Szene aus Ginny und Georgia (Netflix)

Warum Mutter und Tochter keine BFFs sein sollten

Wie viel Freundschaft geht sich aus?

9 Min.

Amanda Matlovich/Netflix © 2025

Die Gilmore Girls fesseln Generationen von Serienfans, aber wie steht es um ihre Vorbildqualitäten? Warum es die „Familienordnung“ für ein gesundes Heranwachsen braucht und man als Mutter der Verlockung, mit der Tochter BFF sein zu wollen, widerstehen sollte.

Wenn sie mich provozieren wollen, nennen mich meine Töchter Viki. Angeblich reagiere ich darauf schneller. Vielleicht. Aber nicht, weil ich gegen die Maaamaaa-Rufe nach knapp 16 Jahren resistent bin, sondern weil es mich schlicht ärgert, von ihnen beim Spitznamen genannt zu werden. Ähnlich unentspannt bin ich, wenn ihnen mal ein „Mama, chill“ auskommt.

Ich sage ihnen klar: Ich bin nicht eure Freundin. Die Krux an der Sache ist: Ich wünsche mir trotz der lautstarken Diskussionen, die mit zwei Jugendlichen im Haushalt dazu gehören, eine gute, starke, vertrauensvolle Beziehung auf Augenhöhe. Ich mag unsere Unterhaltungen, wir teilen politische Standpunkte, ich bin gerne mit ihnen unterwegs, und wir lachen viel zusammen. Aber: Ist das nicht die Definition einer Freundschaft?
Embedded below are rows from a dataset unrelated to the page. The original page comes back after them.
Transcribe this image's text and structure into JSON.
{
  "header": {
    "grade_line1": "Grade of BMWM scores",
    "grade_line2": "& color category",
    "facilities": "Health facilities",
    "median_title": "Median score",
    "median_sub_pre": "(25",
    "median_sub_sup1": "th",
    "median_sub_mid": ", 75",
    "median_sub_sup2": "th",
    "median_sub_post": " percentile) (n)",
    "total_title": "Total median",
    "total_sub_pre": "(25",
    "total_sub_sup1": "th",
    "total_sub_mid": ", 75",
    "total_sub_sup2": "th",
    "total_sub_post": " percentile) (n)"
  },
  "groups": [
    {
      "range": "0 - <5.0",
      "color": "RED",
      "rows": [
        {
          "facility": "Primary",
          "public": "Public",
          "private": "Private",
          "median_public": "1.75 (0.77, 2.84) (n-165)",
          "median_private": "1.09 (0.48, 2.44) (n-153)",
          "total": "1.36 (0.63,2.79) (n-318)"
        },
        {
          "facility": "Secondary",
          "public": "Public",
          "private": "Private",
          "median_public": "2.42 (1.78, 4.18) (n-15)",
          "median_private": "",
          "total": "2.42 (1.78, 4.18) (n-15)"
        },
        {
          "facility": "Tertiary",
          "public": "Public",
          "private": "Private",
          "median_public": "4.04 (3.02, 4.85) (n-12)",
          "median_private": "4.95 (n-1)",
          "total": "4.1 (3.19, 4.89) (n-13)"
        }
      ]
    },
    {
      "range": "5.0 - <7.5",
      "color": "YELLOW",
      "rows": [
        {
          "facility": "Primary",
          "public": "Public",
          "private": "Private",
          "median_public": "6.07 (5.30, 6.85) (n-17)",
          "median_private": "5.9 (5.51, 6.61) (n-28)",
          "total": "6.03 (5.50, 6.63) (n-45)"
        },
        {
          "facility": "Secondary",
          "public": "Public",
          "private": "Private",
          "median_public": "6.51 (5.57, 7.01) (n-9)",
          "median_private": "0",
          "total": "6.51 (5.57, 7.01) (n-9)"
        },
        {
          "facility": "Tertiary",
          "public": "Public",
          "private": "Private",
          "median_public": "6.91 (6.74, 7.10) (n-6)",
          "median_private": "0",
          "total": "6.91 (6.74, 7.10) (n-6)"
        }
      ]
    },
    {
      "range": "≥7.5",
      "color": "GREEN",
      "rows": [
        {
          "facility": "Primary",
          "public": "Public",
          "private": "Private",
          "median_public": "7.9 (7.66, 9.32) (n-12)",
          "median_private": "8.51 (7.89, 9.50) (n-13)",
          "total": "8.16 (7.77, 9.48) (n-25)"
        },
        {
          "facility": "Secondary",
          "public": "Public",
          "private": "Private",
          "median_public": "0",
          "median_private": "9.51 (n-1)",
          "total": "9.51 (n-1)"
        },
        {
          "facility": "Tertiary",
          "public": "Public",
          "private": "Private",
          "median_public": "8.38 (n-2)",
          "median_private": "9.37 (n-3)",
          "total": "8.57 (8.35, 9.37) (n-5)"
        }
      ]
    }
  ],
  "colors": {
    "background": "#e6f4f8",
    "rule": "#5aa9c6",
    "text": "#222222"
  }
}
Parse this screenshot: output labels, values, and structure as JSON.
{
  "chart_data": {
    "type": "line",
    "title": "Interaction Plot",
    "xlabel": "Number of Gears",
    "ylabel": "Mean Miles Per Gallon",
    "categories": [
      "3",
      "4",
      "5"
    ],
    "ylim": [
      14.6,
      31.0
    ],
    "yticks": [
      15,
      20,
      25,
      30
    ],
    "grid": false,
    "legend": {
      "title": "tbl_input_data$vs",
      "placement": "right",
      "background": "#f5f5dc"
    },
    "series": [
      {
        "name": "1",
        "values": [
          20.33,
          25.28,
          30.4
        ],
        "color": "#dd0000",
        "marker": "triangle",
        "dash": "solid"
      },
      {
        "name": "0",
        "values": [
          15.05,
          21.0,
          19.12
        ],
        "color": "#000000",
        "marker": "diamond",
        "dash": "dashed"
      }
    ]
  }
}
Die Schauspielerin Proschat Madani beschrieb einmal sehr schön: „Meine Tochter liebe ich nicht nur, weil sie mein Kind ist, ich mag sie einfach als Mensch.“

Ich bin Generation „Gilmore Girls“. Noch bevor ich Mutter wurde, habe ich sämtliche Staffeln der US-Serie mit Rory und ihrer schönen jungen Mutter Lorelai mehrfach inhaliert. Die zwei waren eigentlich Freundinnen – und erzogen sich im schmucken Stars Hollow quasi gegenseitig. Ging eine Beziehung zu einem Mann in die Brüche, war Tochter Rory genauso für ihre Mama da wie umgekehrt. Sie schlüpfte mitunter auch in die Vermittlerrolle, selbst dann, wenn der Mann, der ihre Mutter gerade enttäuschte, ausgerechnet ihr Vater war.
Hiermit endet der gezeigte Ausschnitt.